I don’t know whether this qualifies as irony:
In 2003, McConnell v. FEC temporarily determined that the Bipartisan Campaign Reform Act – usually called “McCain-Feingold,” after the two Constitutional illiterates that inflicted this law on the rest of us – was in fact Constitutional. The reaction to this was to create various types of organizations that could operate around the new restrictions on free speech; one of these types of organization is something known as a “super-PAC.” Super-PACs continued to exist even after the Supreme Court came partially to its senses and restored key free speech rights in Citizens United v. FEC; and in a fine bit of hypocrisy, the Democratic party and the Left has wholeheartedly adopted using such groups for various purposes, including the occasional deniable attack run (as was possibly discussed in a shadowy December meeting that allegedly involved groups like Mother Jones and Citizens for Responsibility and Ethics In Washington).
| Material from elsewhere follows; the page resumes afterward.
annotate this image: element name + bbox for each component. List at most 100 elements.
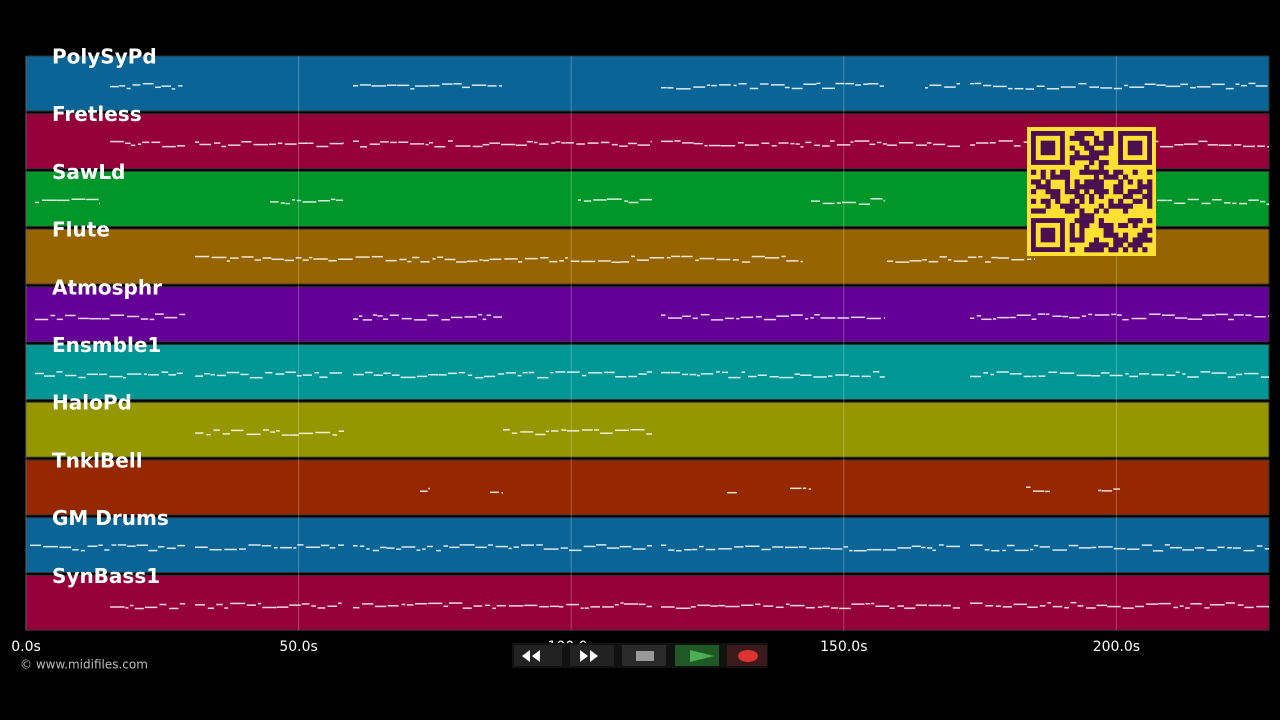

The most recent example of this would be the attacks made by “Progress Kentucky,” which have catastrophically blown up in the Left’s collective face (like, say, Mother Jones and CREW); it is now somewhat more likely that said attacks will instead help re-elect… Senator Mitch McConnell, who brought the original lawsuit against McCain-Feingold in the first place.
Ironic? Possibly not. Hysterical? Hoo, yeah.
Moe Lane
PS: You know, if you had told me last year that large sections of the Right would be shaking their heads in horrified admiration at McConnell at this point, I’d have laughed in your face.